N.D. : C’est dans les journaux que ces tentatives de
coup d’Etat se passent. Encore une fois, nous ne sommes pas un parti de coups
d’Etat. Il faut que cela soit clair.
N.V.
: Comment expliquez-vous que chaque fois, le Fpi soit accusé de coup d’Etat ?
N.D. : Pour moi, c’est de faux complots. On brandit
les coups d’Etat pour arrêter les cadres et militants du Front populaire
ivoirien.
N.V.
: Lida, Akoun, Douati, aujourd’hui Justin Koua. Manifestement le régime est
dans une logique de casser l’opposition !
N.D. : C’est évident. Le pouvoir cherche à faire taire
définitivement l’opposition significative. A la limite, le régime veut une
opposition de collaboration. Or le Front populaire ivoirien est né dans
l’adversité. Cela ne cadre pas avec notre idéologie politique. Ils ne nous
connaissent pas. C’est pourquoi ils croient qu’en arrêtant les Douati, les
Koua, ils pourront arriver à faire taire le parti. Je ne me fais aucun doute
que le Fpi surmontera toutes les difficultés. Koua arrêté, la marche continue.

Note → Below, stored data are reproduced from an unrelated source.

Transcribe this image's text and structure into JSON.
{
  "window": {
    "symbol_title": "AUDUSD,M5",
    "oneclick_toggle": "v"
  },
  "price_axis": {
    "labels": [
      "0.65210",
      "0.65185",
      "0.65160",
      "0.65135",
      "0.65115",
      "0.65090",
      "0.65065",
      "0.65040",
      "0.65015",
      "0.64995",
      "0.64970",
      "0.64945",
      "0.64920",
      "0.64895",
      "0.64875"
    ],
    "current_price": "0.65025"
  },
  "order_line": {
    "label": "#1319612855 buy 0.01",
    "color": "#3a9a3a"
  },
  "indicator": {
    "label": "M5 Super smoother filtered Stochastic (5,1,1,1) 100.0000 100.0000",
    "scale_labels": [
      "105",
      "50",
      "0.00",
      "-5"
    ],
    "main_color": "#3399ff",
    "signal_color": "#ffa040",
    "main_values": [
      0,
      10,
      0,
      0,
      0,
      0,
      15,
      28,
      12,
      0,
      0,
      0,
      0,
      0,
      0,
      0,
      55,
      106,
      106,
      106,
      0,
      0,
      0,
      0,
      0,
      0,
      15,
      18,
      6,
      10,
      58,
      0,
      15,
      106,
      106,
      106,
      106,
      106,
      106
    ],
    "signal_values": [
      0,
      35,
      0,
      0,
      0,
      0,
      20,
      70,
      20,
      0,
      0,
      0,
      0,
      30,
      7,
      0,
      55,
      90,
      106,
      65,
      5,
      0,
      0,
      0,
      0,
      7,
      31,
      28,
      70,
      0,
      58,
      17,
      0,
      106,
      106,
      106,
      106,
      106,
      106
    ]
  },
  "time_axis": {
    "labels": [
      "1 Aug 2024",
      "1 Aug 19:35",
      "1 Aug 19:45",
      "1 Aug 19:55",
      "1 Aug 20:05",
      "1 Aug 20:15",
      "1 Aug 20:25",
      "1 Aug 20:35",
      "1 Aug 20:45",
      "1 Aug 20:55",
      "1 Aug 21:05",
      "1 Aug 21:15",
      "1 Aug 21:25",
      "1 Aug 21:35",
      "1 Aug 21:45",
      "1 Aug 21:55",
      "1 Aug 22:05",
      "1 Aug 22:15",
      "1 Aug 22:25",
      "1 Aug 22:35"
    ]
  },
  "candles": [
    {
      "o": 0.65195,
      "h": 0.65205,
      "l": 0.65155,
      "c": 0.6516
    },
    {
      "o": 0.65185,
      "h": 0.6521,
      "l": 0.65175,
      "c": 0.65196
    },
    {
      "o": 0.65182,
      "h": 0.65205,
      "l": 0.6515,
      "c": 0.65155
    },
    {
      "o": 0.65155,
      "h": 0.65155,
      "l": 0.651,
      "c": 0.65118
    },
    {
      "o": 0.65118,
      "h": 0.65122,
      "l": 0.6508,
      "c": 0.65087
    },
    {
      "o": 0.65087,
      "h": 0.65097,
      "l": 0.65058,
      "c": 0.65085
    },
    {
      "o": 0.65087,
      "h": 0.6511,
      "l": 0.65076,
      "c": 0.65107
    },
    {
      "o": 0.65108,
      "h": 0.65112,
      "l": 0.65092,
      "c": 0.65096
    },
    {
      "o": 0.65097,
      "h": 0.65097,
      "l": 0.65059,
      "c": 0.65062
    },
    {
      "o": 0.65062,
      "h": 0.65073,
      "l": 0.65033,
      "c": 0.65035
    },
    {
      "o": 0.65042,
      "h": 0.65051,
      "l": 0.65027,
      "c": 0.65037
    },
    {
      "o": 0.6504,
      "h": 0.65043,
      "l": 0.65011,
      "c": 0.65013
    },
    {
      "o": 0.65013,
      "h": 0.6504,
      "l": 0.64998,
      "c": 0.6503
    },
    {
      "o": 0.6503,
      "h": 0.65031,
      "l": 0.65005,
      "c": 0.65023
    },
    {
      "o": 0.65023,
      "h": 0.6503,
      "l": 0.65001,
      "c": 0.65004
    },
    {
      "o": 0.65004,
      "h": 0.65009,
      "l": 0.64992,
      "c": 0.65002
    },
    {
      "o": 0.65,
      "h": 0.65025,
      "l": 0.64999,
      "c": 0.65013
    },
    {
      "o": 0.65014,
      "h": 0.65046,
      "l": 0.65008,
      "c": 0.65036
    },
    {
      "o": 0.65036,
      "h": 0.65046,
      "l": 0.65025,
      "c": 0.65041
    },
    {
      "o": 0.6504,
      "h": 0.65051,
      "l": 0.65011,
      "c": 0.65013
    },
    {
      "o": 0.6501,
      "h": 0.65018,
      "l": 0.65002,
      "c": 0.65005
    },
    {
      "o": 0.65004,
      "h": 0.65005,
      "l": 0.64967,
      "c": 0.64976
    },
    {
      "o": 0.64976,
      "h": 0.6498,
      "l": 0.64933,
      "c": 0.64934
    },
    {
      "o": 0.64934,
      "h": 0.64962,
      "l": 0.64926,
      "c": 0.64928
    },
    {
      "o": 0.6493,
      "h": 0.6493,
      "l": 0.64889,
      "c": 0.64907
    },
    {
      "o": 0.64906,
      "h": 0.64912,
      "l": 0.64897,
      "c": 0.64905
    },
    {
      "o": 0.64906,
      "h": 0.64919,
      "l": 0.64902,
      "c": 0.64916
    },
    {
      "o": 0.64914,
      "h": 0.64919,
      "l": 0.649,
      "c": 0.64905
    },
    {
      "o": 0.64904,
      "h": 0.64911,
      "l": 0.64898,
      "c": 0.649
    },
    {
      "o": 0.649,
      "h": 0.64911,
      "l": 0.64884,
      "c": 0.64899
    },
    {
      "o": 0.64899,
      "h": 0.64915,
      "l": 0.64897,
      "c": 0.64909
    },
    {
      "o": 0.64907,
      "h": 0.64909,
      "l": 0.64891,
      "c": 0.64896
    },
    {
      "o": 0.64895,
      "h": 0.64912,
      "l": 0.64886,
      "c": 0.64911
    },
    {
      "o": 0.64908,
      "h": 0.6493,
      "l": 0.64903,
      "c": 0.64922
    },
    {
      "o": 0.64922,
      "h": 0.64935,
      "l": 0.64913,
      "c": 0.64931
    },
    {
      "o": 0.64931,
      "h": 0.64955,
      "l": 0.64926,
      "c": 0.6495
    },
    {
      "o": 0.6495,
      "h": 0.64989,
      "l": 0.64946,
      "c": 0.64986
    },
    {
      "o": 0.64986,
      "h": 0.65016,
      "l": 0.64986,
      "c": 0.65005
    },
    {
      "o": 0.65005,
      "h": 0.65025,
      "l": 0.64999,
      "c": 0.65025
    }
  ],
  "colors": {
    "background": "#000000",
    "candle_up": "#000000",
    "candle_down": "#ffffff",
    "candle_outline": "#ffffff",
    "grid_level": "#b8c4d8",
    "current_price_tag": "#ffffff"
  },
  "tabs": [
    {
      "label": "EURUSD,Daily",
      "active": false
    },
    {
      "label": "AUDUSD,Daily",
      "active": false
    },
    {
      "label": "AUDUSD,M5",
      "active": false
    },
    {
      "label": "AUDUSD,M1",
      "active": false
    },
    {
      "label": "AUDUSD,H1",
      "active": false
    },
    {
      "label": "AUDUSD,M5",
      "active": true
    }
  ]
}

Il faut que ceux qui sont en face comprennent que nous ne sommes pas nés de la
dernière pluie et que ces agissements ne nous ébranleront pas. Nous avons fait
la clandestinité avant d’être officiellement reconnu. Nous avons une longue
expérience politique et des cadres valeureux pour pouvoir faire face à cette
situation.
N.V.
: Finalement, on est tenté de dire que ça marche bien pour le pouvoir puisque
les arrestations continuent !
N.D. : Regardez bien. Nous sommes en train de conduire
le régime totalitaire sur le terrain de la démocratie. C’est peut-être lent
mais ça avance. Si Justin Koua était arrêté le 11 avril 2011, il aurait été
abattu. Aujourd’hui, il a été certes torturé, mais il n’a pas été tué. A force
d’insister, nous allons faire plier le régime dictatorial de Ouattara.
N.V.
: Vous êtes optimiste alors que presque toute la direction du Fpi est en
prison…
N.D. : Il y a certainement ce qu’on voit qui se
traduit par les actes posés et il y a ce qu’on ne voit pas. Le fait que les
arrestations se multiplient signifie que le régime Ouattara est ébranlé.
N.V.
: Par la force des choses, vous êtes donc le nouveau secrétaire national
intérimaire de la Jfpi. Vous vous y étiez préparé ?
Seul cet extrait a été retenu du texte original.